A new five-year contract and $130,000 annual salary were approved July 20 for Lorain County JVS superintendent Glenn Faircloth.
Since one year remains on his existing contract, the new one will run from 2018 to 2023.
Faircloth thanked the board for its trust and touted accomplishments such as reducing yearly expenses by $2 million, passing two levy renewals, and issuing an iPad to all JVS high school students.
“I hope we can continue to move in a positive direction,” he said. “There’s a lot we still need to get done and I thank you all so much. We were deficit spending when I got here and I’m proud we’ve been able to change that while also moving forward with new initiatives that haven’t asked homeowners for more tax money.”
The contract approval came by way of a 12-1 board vote with the only dissenting voice belonging to Ayers Ratliff of Wellington.
Ratliff pointed to language in the contract that makes Faircloth eligible for a raise “in an amount equal to that granted to other administrative staff as a general increase,” saying it creates motivation for Faircloth to push raises for fellow administrators that would, in turn, increase his own pay.
Ratliff said “taxpayers would be on the hook for $1 million” when speaking of the totality of Faircloth’s contract over five years once benefits and potential raises are factored in.
He also expressed concerns over $3,500 in funds that Faircloth is eligible for in yearly reimbursement for professional development, the remainder of which goes into annuity.
“We’re making it so that taxpayers have to live with our decision for six years whether they like it or not,” said Ratliff. “We have no way out of this unless Glenn gets another job or resigns or decides to do something different with his life.”
Board members spoke up for Faircloth.
“Our salary schedule goes through the finance committee, the treasurer, the five-year forecast, and the process of looking at other districts before it’s determined,” said board president Deborah Melda. “It’s not just Glenn saying, ‘They’re all going to get nine percent raises.”
Board member Rex Engle said former superintendent John Nolan was making more money at retirement than Faircloth is now.
At the start of the meeting, Ratliff said that Faircloth had accused him of having a racist motivation in fighting approval of the new deal. Ratliff also said 50 instances of plagiarism were found in Faircloth’s college dissertation by iThenticate, a plagiarism detection service based in California.
He threatened to file an Equal Employment Opportunity Commission complaint, against Faircloth.

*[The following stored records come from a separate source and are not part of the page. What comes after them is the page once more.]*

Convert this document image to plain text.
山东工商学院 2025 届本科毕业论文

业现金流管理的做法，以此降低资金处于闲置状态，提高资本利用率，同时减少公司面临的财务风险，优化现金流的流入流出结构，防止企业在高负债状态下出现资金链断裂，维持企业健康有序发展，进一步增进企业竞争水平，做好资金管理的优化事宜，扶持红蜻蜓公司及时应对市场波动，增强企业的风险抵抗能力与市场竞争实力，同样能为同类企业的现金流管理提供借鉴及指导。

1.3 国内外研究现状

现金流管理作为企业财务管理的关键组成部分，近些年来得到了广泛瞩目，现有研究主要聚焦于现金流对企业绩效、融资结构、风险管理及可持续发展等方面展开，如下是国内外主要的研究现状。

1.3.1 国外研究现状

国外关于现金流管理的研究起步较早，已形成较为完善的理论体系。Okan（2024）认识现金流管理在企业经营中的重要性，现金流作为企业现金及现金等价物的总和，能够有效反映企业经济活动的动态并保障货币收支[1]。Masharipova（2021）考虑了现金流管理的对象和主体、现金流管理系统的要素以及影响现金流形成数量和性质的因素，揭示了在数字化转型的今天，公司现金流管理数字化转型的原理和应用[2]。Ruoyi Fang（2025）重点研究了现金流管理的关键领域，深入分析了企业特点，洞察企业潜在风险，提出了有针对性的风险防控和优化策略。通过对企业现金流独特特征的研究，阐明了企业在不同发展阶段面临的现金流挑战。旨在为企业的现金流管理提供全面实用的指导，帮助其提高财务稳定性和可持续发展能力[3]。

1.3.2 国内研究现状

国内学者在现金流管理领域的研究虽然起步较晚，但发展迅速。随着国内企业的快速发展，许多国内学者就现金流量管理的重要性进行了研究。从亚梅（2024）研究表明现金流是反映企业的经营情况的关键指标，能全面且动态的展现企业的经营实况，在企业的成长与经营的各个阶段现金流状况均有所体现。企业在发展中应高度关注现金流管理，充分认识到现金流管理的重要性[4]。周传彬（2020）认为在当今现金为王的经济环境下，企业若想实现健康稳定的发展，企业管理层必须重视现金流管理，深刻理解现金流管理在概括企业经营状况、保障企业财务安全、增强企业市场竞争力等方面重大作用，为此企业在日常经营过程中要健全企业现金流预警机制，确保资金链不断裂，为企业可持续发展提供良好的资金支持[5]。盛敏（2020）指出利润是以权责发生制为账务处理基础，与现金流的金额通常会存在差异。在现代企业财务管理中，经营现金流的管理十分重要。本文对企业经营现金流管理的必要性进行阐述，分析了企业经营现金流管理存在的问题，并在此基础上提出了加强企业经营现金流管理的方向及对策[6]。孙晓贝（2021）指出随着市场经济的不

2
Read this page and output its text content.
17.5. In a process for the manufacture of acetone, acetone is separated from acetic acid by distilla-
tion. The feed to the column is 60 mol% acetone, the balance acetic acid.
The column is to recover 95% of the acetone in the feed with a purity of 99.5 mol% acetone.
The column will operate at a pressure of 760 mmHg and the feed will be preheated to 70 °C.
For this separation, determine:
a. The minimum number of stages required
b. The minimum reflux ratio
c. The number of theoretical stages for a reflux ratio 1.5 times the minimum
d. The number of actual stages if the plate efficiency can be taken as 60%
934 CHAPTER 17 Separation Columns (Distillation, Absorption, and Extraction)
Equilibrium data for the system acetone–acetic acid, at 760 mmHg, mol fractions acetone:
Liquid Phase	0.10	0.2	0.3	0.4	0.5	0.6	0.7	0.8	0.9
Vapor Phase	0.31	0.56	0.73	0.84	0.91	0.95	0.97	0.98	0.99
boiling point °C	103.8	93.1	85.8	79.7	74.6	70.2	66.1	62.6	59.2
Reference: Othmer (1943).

Faircloth did not respond to Ratliff directly during the meeting and denied the plagiarism accusation.
“I hope that Mr. Ratliff in his great investigation took the time to actually read my dissertation,” he said. “My dissertation was my life’s work. To plagiarize it, I would have had to plagiarize my life. My dissertation is about working with African-American boys and literacy. My research took me away from literacy and into their interaction and environment. My question became, why are boys reading at a lower level than girls on standardized tests?”
When asked after adjournment about accusing Ratliff of racism, Faircloth said he’s only concentrated on his job.
“What I’m going to focus on is the work,” he said. “That’s what this board hired me to do. I’m a young superintendent but this is my 19th year in education. Any time I’ve worked for anyone there hasn’t been directives or goals my bosses have given me I haven’t met. This board has given me lofty goals. We’ve had to make lemonade out of lemons and we did.”